SMG Stock Analysis — Scotts Miracle-Gro
Sector: Consumer staples
AI Verdict
SMG trades at 13.6x next year's earnings while the market expects a dramatic 80.7% EPS rebound—this is cheap for the growth on offer, but the moat depends on branded retail dominance and Hawthorne's ability to offset core declines.
Competitive Moat
Scotts Miracle-Gro dominates the lawn and garden market through exclusive retail partnerships and brand recognition that creates shelf space and pricing power.

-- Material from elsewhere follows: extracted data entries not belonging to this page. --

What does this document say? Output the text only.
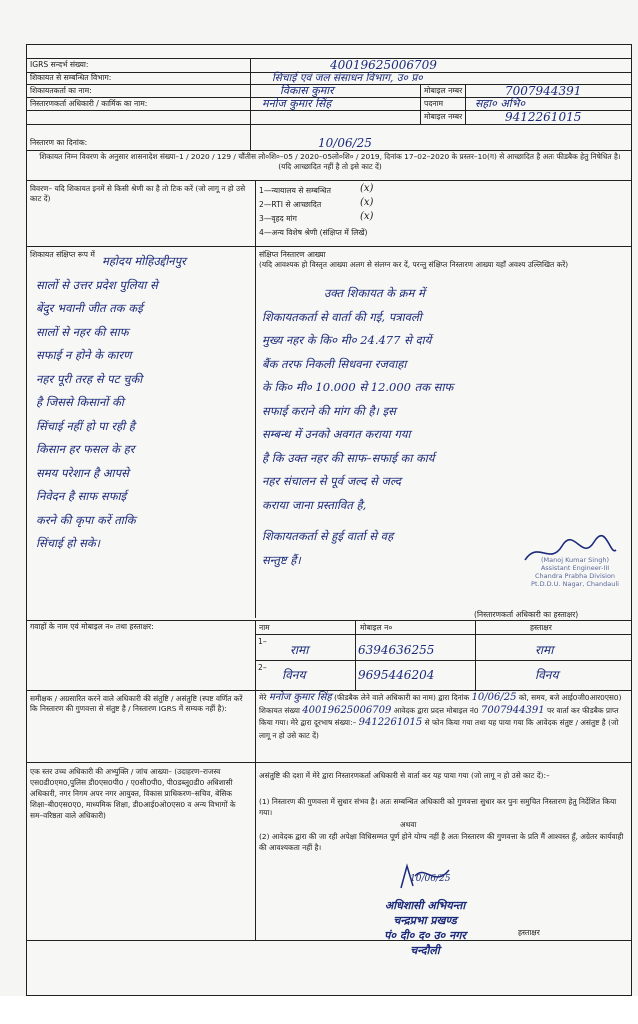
IGRS सन्दर्भ संख्या:	40019625006709
शिकायत से सम्बन्धित विभाग:	सिंचाई एवं जल संसाधन विभाग, उ० प्र०
शिकायतकर्ता का नाम:	विकास कुमार	मोबाइल नम्बर	7007944391
निस्तारणकर्ता अधिकारी / कार्मिक का नाम:	मनोज कुमार सिंह	पदनाम	सहा० अभि०
मोबाइल नम्बर	9412261015
निस्तारण का दिनांक:	10/06/25
शिकायत निम्न विवरण के अनुसार शासनादेश संख्या–1 / 2020 / 129 / चौंतीस लो०शि०–05 / 2020–05लो०शि० / 2019, दिनांक 17–02–2020 के प्रस्तर–10(ग) से आच्छादित है अतः फीडबैक हेतु निषेधित है। (यदि आच्छादित नहीं है तो इसे काट दें)
विवरण– यदि शिकायत इनमें से किसी श्रेणी का है तो टिक करें (जो लागू न हो उसे काट दें)
1—न्यायालय से सम्बन्धित	(x)
2—RTI से आच्छादित	(x)
3—वृहद मांग	(x)
4—अन्य विशेष श्रेणी (संक्षिप्त में लिखें)
शिकायत संक्षिप्त रूप में	संक्षिप्त निस्तारण आख्या
(यदि आवश्यक हो विस्तृत आख्या अलग से संलग्न कर दें, परन्तु संक्षिप्त निस्तारण आख्या यहाँ अवश्य उल्लिखित करें)
महोदय मोहिउद्दीनपुर
सालों से उत्तर प्रदेश पुलिया से
बेंदुर भवानी जीत तक कई
सालों से नहर की साफ
सफाई न होने के कारण
नहर पूरी तरह से पट चुकी
है जिससे किसानों की
सिंचाई नहीं हो पा रही है
किसान हर फसल के हर
समय परेशान है आपसे
निवेदन है साफ सफाई
करने की कृपा करें ताकि
सिंचाई हो सके।
उक्त शिकायत के क्रम में
शिकायतकर्ता से वार्ता की गई, पत्रावली
मुख्य नहर के कि० मी० 24.477 से दायें
बैंक तरफ निकली सिधवना रजवाहा
के कि० मी० 10.000 से 12.000 तक साफ
सफाई कराने की मांग की है। इस
सम्बन्ध में उनको अवगत कराया गया
है कि उक्त नहर की साफ–सफाई का कार्य
नहर संचालन से पूर्व जल्द से जल्द
कराया जाना प्रस्तावित है,
शिकायतकर्ता से हुई वार्ता से वह
सन्तुष्ट हैं।	(Manoj Kumar Singh)
Assistant Engineer-III
Chandra Prabha Division
Pt.D.D.U. Nagar, Chandauli
(निस्तारणकर्ता अधिकारी का हस्ताक्षर)
गवाहों के नाम एवं मोबाइल न० तथा हस्ताक्षर:	नाम	मोबाइल न०	हस्ताक्षर
1–
रामा	6394636255	रामा
2–
विनय	9695446204	विनय
समीक्षक / अग्रसारित करने वाले अधिकारी की संतुष्टि / असंतुष्टि (स्पष्ट वर्णित करें कि निस्तारण की गुणवत्ता से संतुष्ट है / निस्तारण IGRS में सम्यक नहीं है):
मेरे मनोज कुमार सिंह (फीडबैक लेने वाले अधिकारी का नाम) द्वारा दिनांक 10/06/25 को, समय, बजे आई0जी0आर0एस0) शिकायत संख्या 40019625006709 आवेदक द्वारा प्रदत्त मोबाइल नं0 7007944391 पर वार्ता कर फीडबैक प्राप्त किया गया। मेरे द्वारा दूरभाष संख्या:– 9412261015 से फोन किया गया तथा यह पाया गया कि आवेदक संतुष्ट / असंतुष्ट है (जो लागू न हो उसे काट दें)
एक स्तर उच्च अधिकारी की अभ्युक्ति / जांच आख्या– (उदाहरण–राजस्व एस0डी0एम0,पुलिस डी0एस0पी0 / ए0सी0पी0, पी0डब्लू0डी0 अधिशासी अधिकारी, नगर निगम अपर नगर आयुक्त, विकास प्राधिकरण–सचिव, बेसिक शिक्षा–बी0एस0ए0, माध्यमिक शिक्षा, डी0आई0ओ0एस0 व अन्य विभागों के सम–वरिष्ठता वाले अधिकारी)
असंतुष्टि की दशा में मेरे द्वारा निस्तारणकर्ता अधिकारी से वार्ता कर यह पाया गया (जो लागू न हो उसे काट दें):–
(1) निस्तारण की गुणवत्ता में सुधार संभव है। अतः सम्बन्धित अधिकारी को गुणवत्ता सुधार कर पुनः समुचित निस्तारण हेतु निर्देशित किया गया।
अथवा
(2) आवेदक द्वारा की जा रही अपेक्षा विधिसम्मत पूर्ण होने योग्य नहीं है अतः निस्तारण की गुणवत्ता के प्रति मैं आश्वस्त हूँ, अग्रेतर कार्यवाही की आवश्यकता नहीं है।
10/06/25
अधिशासी अभियन्ता
चन्द्रप्रभा प्रखण्ड
पं० दी० द० उ० नगर
चन्दौली
हस्ताक्षर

Its Hawthorne segment gives it a foothold in hydroponics and cannabis cultivation supplies, diversifying its defensibility.
Summary
SMG is notable for its sharp earnings rebound forecast, with forward EPS expected to jump 80.7%.
Where It Stands
Shares trade at 13.6x forward earnings versus the consumer staples median of 20x, after a trailing revenue decline of 5.8%.
Key Metrics
- Trailing P/E: 24.6x
- Forward P/E: 13.6x
- PEG Ratio: 0.30
- Earnings Growth: +0.8%
- Revenue Growth: -0.1%
- Dividend Yield: 0.04%
- 52-Week High: $72.35
- 52-Week Low: $52.00
Analyst Consensus
7 Buy · 4 Hold · 0 Sell (11 analysts)
Bull Case
With analysts projecting 80.7% EPS growth and a forward P/E of just 13.6x, the stock is priced cheaply for a turnaround if those earnings materialize.
Bear Case
If the P/E reverts to the sector median of 20x without the 80.7% EPS growth materializing, the stock could see a sharp de-rating and further downside.
Catalyst to Watch
Watch for quarterly earnings to confirm the expected EPS rebound; any miss against the 80.7% growth consensus could trigger a rerating.